Das Land arbeitet mit Deutschland und Frankreich an der Entwicklung mehrerer europäischer Trägerraketen, darunter der Ariane 6 und ihrer kleineren Schwester Vega-C.

Vereinigtes Königreich

Der im September veröffentlichte Plan der britischen Weltraumbehörde sieht vor, den Weltraum zu nutzen, um die Wirtschaft des Landes zu stärken, die Sicherheit zu erhöhen und weiterhin „globale Entdeckungen zu ermöglichen, die Millionen inspirieren“.

Das Land wird in kleine Startkapazitäten wie Trägerraketen, umweltfreundliche Weltraumhäfen und die Entwicklung von Nischen in der Satellitenkommunikation investieren.

Auch aus Großbritannien gibt es Bestrebungen, die richtigen Kapazitäten für die Reparatur, Aufrüstung oder Montage von Satelliten im Orbit aufzubauen.

Die britische Weltraumbehörde sagt, sie werde ihre Pläne durch den Aufbau integrativer Arbeitsplätze, die Talente anziehen und halten, durch mehr Investitionen in Wissenschaft und Innovation sowie durch internationale Partnerschaften verwirklichen.

Schweden

Das nordische Land startete 2024 seine erste Verteidigungs- und Sicherheitsraumstrategie.

Die Strategie basiert auf vier Säulen: Autonomie im Weltraum, Entwicklung eines „robusten Portfolios“ von Weltraumressourcen zur Unterstützung der Landesverteidigung, kollektive Sicherheit und Entwicklung des relevanten Wissens für Verteidigungsprojekte.

Zu diesem Zweck werde der Staat laut Strategie die Zusammenarbeit zwischen Regierungsbehörden und privaten Unternehmen im Raumfahrtsektor ausbauen und möglicherweise die Raumfahrtgesetzgebung anpassen.

Die Regierung hat den schwedischen Streitkräften außerdem 1 Milliarde SEK (914 Millionen Euro) für Aufklärung und Überwachung bereitgestellt.

Laut Verteidigungspolitik ist Schweden aufgrund seiner Lage in der Nähe des Nordpols ein idealer Standort für den Betrieb, die Überwachung und den Start insbesondere von Polarsatelliten.

Schwedens Strategie sah vor, Startkapazitäten für den Weltraumbahnhof Esrange, einen Startplatz im Norden, aufzubauen.
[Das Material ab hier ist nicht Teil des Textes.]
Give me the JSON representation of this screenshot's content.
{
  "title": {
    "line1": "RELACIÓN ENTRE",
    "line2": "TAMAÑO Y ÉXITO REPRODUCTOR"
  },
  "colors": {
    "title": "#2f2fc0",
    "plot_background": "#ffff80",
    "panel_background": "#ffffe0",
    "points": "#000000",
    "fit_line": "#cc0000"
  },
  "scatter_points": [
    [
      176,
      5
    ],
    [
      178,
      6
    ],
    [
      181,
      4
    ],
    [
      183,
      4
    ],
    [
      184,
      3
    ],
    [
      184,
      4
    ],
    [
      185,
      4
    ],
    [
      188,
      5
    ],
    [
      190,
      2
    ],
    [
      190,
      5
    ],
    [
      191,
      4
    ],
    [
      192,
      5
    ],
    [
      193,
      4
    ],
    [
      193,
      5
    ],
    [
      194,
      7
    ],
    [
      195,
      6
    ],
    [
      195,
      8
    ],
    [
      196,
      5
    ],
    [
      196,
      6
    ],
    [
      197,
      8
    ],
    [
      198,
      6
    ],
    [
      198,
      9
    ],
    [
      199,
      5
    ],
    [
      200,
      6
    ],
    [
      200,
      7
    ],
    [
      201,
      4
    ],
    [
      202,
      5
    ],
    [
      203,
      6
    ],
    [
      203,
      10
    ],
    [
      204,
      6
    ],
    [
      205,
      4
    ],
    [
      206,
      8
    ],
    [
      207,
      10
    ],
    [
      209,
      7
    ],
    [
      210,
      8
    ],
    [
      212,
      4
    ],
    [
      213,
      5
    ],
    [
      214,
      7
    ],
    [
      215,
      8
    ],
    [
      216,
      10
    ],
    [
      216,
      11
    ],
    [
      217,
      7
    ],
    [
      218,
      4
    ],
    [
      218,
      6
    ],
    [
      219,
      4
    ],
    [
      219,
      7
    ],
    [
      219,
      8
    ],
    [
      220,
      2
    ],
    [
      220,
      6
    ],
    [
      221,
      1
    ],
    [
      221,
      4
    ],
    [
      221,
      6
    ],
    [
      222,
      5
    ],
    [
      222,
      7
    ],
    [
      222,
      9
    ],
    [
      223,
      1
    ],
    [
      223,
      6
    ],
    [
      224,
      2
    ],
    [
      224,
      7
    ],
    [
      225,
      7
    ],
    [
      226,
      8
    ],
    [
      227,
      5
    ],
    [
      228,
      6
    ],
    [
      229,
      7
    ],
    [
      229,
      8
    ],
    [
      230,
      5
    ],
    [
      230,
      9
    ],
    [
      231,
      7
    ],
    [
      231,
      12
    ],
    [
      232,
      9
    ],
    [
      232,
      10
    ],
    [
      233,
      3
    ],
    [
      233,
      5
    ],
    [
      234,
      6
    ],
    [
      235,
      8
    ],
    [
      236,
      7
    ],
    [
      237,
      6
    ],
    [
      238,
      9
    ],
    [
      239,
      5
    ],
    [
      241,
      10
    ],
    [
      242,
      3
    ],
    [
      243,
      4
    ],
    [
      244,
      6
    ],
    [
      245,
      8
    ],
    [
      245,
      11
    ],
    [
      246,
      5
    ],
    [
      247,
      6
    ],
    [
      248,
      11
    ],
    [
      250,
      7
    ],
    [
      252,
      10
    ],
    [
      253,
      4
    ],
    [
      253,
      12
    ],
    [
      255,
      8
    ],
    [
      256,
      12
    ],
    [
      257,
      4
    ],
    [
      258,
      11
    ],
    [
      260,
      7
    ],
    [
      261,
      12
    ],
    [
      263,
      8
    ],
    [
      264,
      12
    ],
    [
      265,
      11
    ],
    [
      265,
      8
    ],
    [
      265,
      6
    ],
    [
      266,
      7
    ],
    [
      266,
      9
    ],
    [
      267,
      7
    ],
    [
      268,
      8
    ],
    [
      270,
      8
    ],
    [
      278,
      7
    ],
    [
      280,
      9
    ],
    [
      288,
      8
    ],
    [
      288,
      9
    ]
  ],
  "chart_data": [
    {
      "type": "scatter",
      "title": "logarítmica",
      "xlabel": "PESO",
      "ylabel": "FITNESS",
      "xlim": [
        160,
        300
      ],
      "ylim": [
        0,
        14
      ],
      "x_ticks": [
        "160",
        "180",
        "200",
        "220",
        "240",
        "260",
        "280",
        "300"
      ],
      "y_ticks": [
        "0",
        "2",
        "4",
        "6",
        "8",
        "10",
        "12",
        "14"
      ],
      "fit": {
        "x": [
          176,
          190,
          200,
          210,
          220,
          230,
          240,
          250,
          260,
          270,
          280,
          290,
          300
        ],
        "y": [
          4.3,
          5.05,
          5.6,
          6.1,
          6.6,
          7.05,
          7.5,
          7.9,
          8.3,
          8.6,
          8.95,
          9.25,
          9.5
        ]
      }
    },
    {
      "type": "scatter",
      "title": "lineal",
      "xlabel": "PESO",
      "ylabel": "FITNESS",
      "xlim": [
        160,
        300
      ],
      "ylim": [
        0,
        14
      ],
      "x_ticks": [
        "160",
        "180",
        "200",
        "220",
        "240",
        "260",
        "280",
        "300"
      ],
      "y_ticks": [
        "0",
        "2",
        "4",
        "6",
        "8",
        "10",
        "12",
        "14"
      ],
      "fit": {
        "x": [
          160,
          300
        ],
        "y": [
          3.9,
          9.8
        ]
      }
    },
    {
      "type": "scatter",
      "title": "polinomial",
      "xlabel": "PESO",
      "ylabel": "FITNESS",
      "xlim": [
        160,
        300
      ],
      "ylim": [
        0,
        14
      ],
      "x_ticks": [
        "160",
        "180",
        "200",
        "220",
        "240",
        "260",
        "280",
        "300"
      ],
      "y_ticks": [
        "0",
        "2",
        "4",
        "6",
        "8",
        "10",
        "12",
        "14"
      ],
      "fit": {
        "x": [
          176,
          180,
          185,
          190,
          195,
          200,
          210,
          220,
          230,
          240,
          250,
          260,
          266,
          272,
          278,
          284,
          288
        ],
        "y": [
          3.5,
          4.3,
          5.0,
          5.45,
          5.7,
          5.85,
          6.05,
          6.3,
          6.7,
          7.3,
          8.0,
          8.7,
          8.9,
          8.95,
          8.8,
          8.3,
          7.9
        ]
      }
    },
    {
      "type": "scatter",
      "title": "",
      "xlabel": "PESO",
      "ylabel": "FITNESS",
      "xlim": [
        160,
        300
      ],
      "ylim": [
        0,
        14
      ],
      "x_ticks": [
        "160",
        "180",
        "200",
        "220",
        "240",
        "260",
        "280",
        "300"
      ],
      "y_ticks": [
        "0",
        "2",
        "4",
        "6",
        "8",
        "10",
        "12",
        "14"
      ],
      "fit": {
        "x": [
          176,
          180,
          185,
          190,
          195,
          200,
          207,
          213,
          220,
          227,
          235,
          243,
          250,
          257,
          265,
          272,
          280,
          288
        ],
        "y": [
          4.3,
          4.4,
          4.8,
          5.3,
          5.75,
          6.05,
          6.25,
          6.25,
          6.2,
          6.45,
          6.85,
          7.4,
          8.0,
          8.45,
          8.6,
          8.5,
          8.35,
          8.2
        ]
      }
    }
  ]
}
Nach Angaben der Swedish Space Corporation wird Firefly Aerospace im nächsten Jahr Satelliten von der Station aus starten.

Die Niederlande

Der Weltraum ist einer der Schlüsselbereiche, die die Niederlande in ihrer niederländischen Verteidigungsstrategie für das Ende des Jahrzehnts identifiziert haben.
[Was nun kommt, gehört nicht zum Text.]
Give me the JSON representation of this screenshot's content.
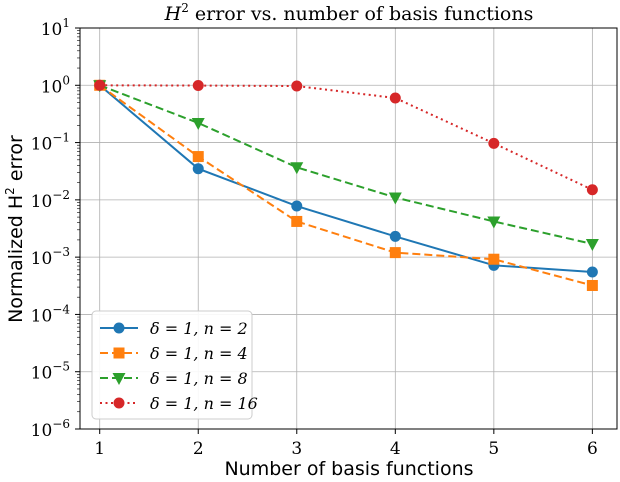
{
  "chart_data": {
    "type": "line",
    "title_main": "H",
    "title_sup": "2",
    "title_rest": " error vs. number of basis functions",
    "xlabel": "Number of basis functions",
    "ylabel_main": "Normalized H",
    "ylabel_sup": "2",
    "ylabel_rest": " error",
    "x": [
      1,
      2,
      3,
      4,
      5,
      6
    ],
    "xticks": [
      "1",
      "2",
      "3",
      "4",
      "5",
      "6"
    ],
    "xlim": [
      0.8,
      6.25
    ],
    "yscale": "log",
    "ylim": [
      1e-06,
      10
    ],
    "yticks": [
      {
        "base": "10",
        "exp": "1"
      },
      {
        "base": "10",
        "exp": "0"
      },
      {
        "base": "10",
        "exp": "−1"
      },
      {
        "base": "10",
        "exp": "−2"
      },
      {
        "base": "10",
        "exp": "−3"
      },
      {
        "base": "10",
        "exp": "−4"
      },
      {
        "base": "10",
        "exp": "−5"
      },
      {
        "base": "10",
        "exp": "−6"
      }
    ],
    "grid": true,
    "legend_position": "lower-left",
    "series": [
      {
        "name": "δ = 1, n = 2",
        "color": "#1f77b4",
        "marker": "circle",
        "linestyle": "solid",
        "values": [
          1.0,
          0.035,
          0.0078,
          0.0023,
          0.00072,
          0.00055
        ]
      },
      {
        "name": "δ = 1, n = 4",
        "color": "#ff7f0e",
        "marker": "square",
        "linestyle": "dashed",
        "values": [
          1.0,
          0.057,
          0.0042,
          0.0012,
          0.00092,
          0.00032
        ]
      },
      {
        "name": "δ = 1, n = 8",
        "color": "#2ca02c",
        "marker": "triangle-down",
        "linestyle": "dashed",
        "values": [
          1.0,
          0.22,
          0.037,
          0.011,
          0.0042,
          0.0017
        ]
      },
      {
        "name": "δ = 1, n = 16",
        "color": "#d62728",
        "marker": "circle",
        "linestyle": "dotted",
        "values": [
          1.0,
          0.99,
          0.97,
          0.6,
          0.097,
          0.015
        ]
      }
    ]
  }
}
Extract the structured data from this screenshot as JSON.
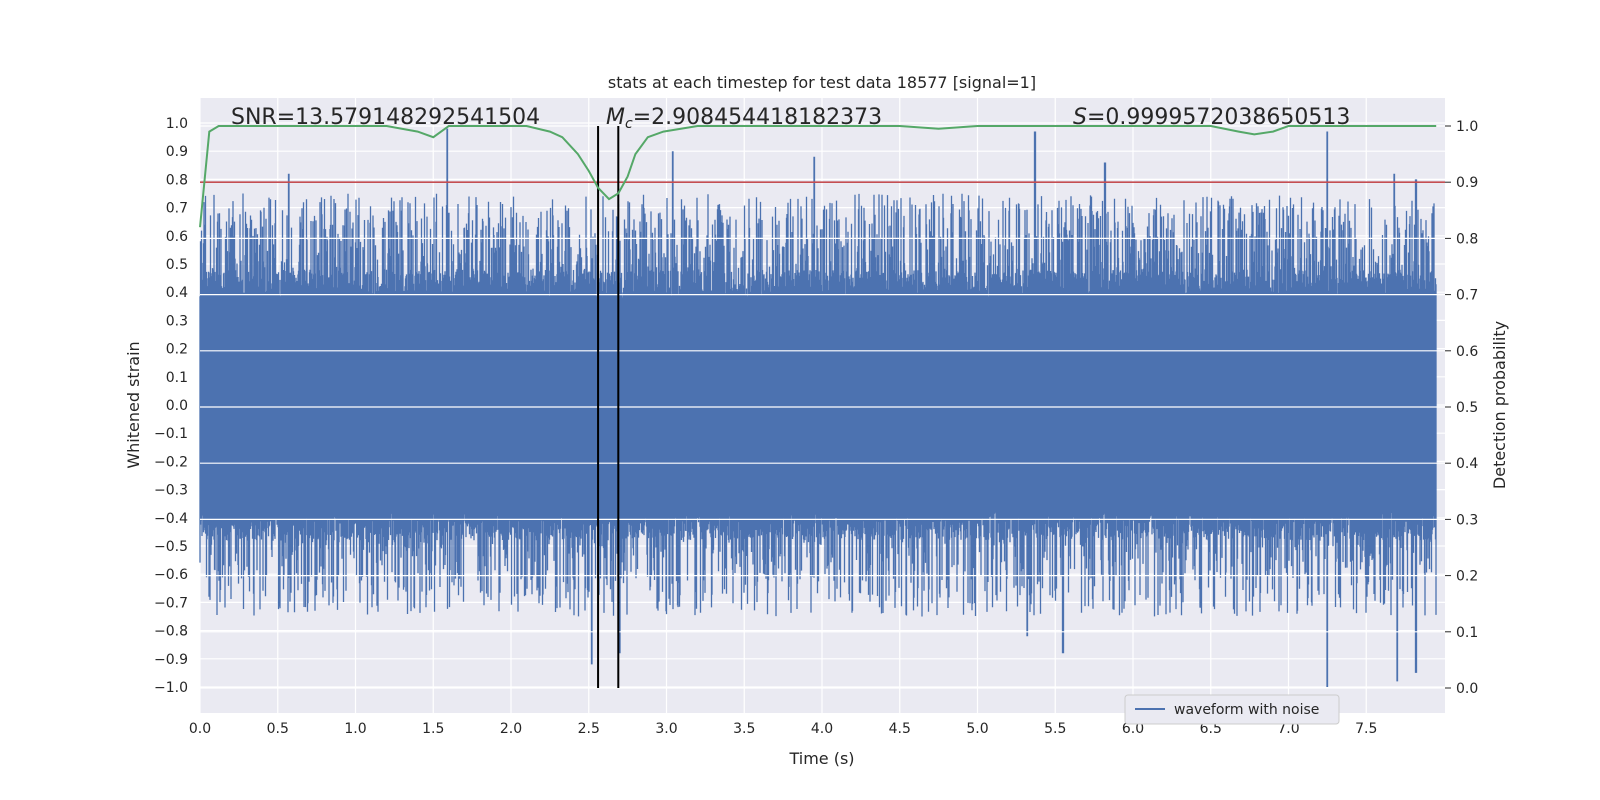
{
  "chart_data": {
    "type": "line",
    "title": "stats at each timestep for test data 18577 [signal=1]",
    "xlabel": "Time (s)",
    "ylabel": "Whitened strain",
    "y2label": "Detection probability",
    "xlim": [
      0.0,
      8.0
    ],
    "ylim": [
      -1.1,
      1.1
    ],
    "y2lim": [
      -0.05,
      1.05
    ],
    "x_ticks": [
      "0.0",
      "0.5",
      "1.0",
      "1.5",
      "2.0",
      "2.5",
      "3.0",
      "3.5",
      "4.0",
      "4.5",
      "5.0",
      "5.5",
      "6.0",
      "6.5",
      "7.0",
      "7.5"
    ],
    "y_ticks": [
      "1.0",
      "0.9",
      "0.8",
      "0.7",
      "0.6",
      "0.5",
      "0.4",
      "0.3",
      "0.2",
      "0.1",
      "0.0",
      "−0.1",
      "−0.2",
      "−0.3",
      "−0.4",
      "−0.5",
      "−0.6",
      "−0.7",
      "−0.8",
      "−0.9",
      "−1.0"
    ],
    "y2_ticks": [
      "1.0",
      "0.9",
      "0.8",
      "0.7",
      "0.6",
      "0.5",
      "0.4",
      "0.3",
      "0.2",
      "0.1",
      "0.0"
    ],
    "annotations": {
      "snr": "SNR=13.579148292541504",
      "mc": "=2.908454418182373",
      "mc_symbol": "M",
      "mc_sub": "c",
      "s_symbol": "S",
      "s": "=0.9999572038650513"
    },
    "threshold": {
      "value": 0.9,
      "axis": "right",
      "color": "#c44e52"
    },
    "vlines": [
      2.56,
      2.69
    ],
    "series": [
      {
        "name": "waveform with noise",
        "axis": "left",
        "color": "#4c72b0",
        "style": "dense noise, amplitude mostly within ±0.45 with spikes to ±1.0",
        "peaks": [
          {
            "x": 0.57,
            "y": 0.82
          },
          {
            "x": 1.59,
            "y": 0.98
          },
          {
            "x": 3.04,
            "y": 0.9
          },
          {
            "x": 3.95,
            "y": 0.88
          },
          {
            "x": 5.37,
            "y": 0.97
          },
          {
            "x": 5.82,
            "y": 0.86
          },
          {
            "x": 7.25,
            "y": 0.97
          },
          {
            "x": 7.68,
            "y": 0.82
          },
          {
            "x": 7.82,
            "y": 0.8
          },
          {
            "x": 7.25,
            "y": -1.0
          },
          {
            "x": 7.7,
            "y": -0.98
          },
          {
            "x": 7.82,
            "y": -0.95
          },
          {
            "x": 2.52,
            "y": -0.92
          },
          {
            "x": 2.7,
            "y": -0.88
          },
          {
            "x": 5.55,
            "y": -0.88
          },
          {
            "x": 5.32,
            "y": -0.82
          }
        ]
      },
      {
        "name": "",
        "axis": "right",
        "color": "#55a868",
        "x": [
          0.0,
          0.06,
          0.12,
          0.3,
          1.2,
          1.4,
          1.5,
          1.6,
          2.1,
          2.25,
          2.33,
          2.43,
          2.5,
          2.56,
          2.63,
          2.69,
          2.75,
          2.8,
          2.88,
          2.98,
          3.2,
          4.5,
          4.75,
          5.0,
          6.5,
          6.68,
          6.78,
          6.9,
          7.0,
          7.2,
          7.95
        ],
        "values": [
          0.82,
          0.99,
          1.0,
          1.0,
          1.0,
          0.99,
          0.98,
          1.0,
          1.0,
          0.99,
          0.98,
          0.95,
          0.92,
          0.89,
          0.87,
          0.88,
          0.91,
          0.95,
          0.98,
          0.99,
          1.0,
          1.0,
          0.995,
          1.0,
          1.0,
          0.99,
          0.985,
          0.99,
          1.0,
          1.0,
          1.0
        ]
      }
    ],
    "legend": {
      "placement": "lower-right",
      "entries": [
        "waveform with noise"
      ]
    },
    "grid": true,
    "colors": {
      "axes_bg": "#eaeaf2",
      "grid": "#ffffff",
      "vline": "#000000"
    }
  }
}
Darin werden eine Reihe von Weltraumzielen für die nächsten vier Jahre festgelegt. Bis 2027 wird das Militär über ein Netzwerk von Satelliten verfügen, die es mit zuverlässigen Informationen versorgen.

Bis 2030 wollen die Niederländer fortschrittliche Algorithmen der künstlichen Intelligenz (KI) nutzen, um Objekte im Weltraum zu verfolgen, Erdbeobachtungen aufzuzeichnen und die Satellitenkommunikation zu koordinieren.

Gleichzeitig strebt das Militär den Zugang zu einem europäischen Frühwarnsystem zur Unterstützung der Luft- und Raketenabwehr an.

Die Verteidigungspolitik im Weltraum geht in den Niederlanden mit der Defence Space Agenda auf das Jahr 2022 zurück.

Das Land sagte, es werde sechs Kapazitäten aufbauen: Weltraumsituationsbewusstsein (SSA), Aufklärung, Satellitenkommunikation, Positionierung/Navigation/Timing, gemeinsame Frühwarnung und Überwachung des Weltraumwetters.